Still, it’s incumbent on administrators, district leaders, school boards, and policymakers to recognize the value of the time teachers spend planning, collaborating, and learning. It is often the time spent outside the classroom that amplifies the impact of the time spent inside it.
2. Leverage high-quality data to create a unique learning path for each student, one on which teachers act as guides instead of bosses. Using student-centered technology to free teachers to be directors of learning—and to allow students to start where they are—does not happen just by plopping a tabulating machine on every desk. It also requires using that technology to better understand what students know and can do, then using that understanding to inform individual learning plans for each student. This practice of “sensemaking” relies on teachers making sense of what data means for them—in their own context—as Vincent Cho and Jeffrey Wayman explain.
The NWEA Professional Learning team works to help educators build the skills they need to understand high-quality assessment, connect assessment results with curriculum, and make formative practices a seamless and culturally attenuated part of regular instruction.
Through both our MAP Suite and formative instructional practice professional learning offerings, teachers can learn how to use different assessments as complementary and additive sources of information about what students know. They can also learn how to use assessment data to plan lessons, differentiate instruction for all learners, help students set goals, and give students ongoing feedback on their learning.
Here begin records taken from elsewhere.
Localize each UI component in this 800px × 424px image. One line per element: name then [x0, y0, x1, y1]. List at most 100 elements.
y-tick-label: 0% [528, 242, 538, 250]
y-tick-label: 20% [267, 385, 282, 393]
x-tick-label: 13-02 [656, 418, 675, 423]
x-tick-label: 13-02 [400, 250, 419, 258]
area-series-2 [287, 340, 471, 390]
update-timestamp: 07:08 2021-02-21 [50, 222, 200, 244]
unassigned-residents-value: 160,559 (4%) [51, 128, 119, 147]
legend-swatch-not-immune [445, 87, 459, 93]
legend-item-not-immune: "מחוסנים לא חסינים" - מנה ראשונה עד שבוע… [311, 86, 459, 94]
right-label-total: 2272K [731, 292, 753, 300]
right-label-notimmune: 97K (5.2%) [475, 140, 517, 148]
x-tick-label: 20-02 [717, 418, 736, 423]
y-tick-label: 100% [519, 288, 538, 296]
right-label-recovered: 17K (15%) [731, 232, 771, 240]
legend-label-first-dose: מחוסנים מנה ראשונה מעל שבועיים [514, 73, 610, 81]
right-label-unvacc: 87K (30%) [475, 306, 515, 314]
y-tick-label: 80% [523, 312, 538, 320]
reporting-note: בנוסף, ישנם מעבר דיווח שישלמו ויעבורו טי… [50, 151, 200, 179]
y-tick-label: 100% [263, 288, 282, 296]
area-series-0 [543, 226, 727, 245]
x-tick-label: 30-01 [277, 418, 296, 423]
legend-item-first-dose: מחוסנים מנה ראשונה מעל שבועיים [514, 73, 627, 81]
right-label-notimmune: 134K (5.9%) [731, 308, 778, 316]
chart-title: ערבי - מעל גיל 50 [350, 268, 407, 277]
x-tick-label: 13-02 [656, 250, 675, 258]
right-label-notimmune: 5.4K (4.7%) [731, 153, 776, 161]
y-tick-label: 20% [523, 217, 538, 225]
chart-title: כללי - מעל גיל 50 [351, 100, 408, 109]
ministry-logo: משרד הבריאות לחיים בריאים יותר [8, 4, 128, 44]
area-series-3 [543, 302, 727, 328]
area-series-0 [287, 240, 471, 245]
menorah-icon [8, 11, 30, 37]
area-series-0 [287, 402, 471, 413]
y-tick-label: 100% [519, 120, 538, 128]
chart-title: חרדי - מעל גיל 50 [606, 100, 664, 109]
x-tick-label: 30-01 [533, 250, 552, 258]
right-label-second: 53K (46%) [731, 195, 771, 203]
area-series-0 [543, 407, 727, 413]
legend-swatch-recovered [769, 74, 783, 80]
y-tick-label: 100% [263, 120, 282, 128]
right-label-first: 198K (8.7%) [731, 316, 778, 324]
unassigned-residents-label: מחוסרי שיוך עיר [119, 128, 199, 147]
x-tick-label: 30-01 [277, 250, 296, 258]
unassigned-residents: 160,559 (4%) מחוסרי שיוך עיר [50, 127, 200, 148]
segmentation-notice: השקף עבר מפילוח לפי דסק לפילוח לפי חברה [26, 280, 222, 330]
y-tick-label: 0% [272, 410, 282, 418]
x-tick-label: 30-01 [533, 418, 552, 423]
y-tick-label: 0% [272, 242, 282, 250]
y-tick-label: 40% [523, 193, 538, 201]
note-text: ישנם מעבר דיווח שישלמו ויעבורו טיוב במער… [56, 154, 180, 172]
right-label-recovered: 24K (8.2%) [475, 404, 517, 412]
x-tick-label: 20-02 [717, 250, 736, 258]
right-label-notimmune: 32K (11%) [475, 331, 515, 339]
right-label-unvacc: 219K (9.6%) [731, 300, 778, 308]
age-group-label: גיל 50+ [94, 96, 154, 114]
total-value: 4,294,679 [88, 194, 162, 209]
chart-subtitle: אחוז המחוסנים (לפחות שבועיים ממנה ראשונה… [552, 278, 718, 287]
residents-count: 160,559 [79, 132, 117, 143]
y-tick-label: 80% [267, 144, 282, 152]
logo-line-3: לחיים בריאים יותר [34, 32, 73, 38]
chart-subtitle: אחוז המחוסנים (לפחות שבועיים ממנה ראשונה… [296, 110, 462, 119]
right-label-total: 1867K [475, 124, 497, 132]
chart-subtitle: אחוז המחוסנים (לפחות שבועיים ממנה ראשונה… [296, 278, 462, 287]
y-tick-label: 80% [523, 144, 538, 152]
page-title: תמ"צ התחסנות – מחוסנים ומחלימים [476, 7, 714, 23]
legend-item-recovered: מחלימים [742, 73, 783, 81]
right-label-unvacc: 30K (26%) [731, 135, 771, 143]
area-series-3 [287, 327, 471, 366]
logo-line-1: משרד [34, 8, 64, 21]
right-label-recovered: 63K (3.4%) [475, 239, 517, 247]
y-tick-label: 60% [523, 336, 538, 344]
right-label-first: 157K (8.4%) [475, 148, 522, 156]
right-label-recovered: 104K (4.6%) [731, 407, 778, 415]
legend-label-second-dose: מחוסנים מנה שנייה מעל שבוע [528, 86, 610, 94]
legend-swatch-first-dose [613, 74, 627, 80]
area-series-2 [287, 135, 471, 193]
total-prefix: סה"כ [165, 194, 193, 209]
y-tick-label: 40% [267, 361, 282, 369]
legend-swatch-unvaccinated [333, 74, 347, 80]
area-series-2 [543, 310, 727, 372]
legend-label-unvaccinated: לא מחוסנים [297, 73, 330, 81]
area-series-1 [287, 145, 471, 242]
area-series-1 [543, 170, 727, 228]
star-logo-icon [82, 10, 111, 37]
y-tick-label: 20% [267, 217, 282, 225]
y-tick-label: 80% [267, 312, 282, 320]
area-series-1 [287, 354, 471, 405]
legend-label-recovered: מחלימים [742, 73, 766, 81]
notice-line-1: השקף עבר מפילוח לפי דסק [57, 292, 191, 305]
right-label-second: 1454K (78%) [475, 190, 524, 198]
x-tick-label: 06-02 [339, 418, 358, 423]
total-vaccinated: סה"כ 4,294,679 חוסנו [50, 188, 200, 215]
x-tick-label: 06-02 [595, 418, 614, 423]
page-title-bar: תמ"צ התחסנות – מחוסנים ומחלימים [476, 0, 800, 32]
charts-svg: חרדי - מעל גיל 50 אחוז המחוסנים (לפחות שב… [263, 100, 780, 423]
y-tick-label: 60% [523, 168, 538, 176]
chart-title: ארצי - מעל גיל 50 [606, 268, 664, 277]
Together, these strategies can produce a learning experience that is uniquely tailored to and appropriate for each student.
3. Use technology to avoid either/or choices between achievement and growth, or between formative assessment and assessment for other purposes. Technology can help us analyze and interpret individual student data more and more effectively so we can become increasingly capable of understanding student outcomes. Applying that understanding lets us see the whole child, not just parts of them. A holistic view is not only in the best interest of students; it is also a requirement of the increasingly complex world in which kids learn.
Here the role of assessment literacy in particular is critical. As Serafina Pastore and Heidi Andrade explain, recent understandings of assessment literacy—including the current InTASC Model Core Teaching Standards—underscore the importance of using the appropriate assessment for each assessment purpose while also using assessment data to communicate student progress, measure students against content standards, and give students responsibility over their own learning, among other goals.
It’s incumbent on administrators, district leaders, school boards, and policymakers to recognize the value of the time teachers spend planning, collaborating, and learning.”
Connecting the dots
What these three items have in common is the importance of the human element: ensuring teachers have the requisite knowledge and skills necessary to use student data to strengthen instructional practice and also establishing a culture in which open inquiry into using data is expected and normal.
It is not enough to put a new technology in front of the student and hope for the best. The mindset toward change—and the resources leveraged to support the people who enact change—mark the difference between technology that empowers and technology that perpetuates inequity and learning gaps. At NWEA, we have the good fortune of working each day with partners who deeply understand that idea and implement sophisticated approaches to assessment use that drive learning on the individual student level.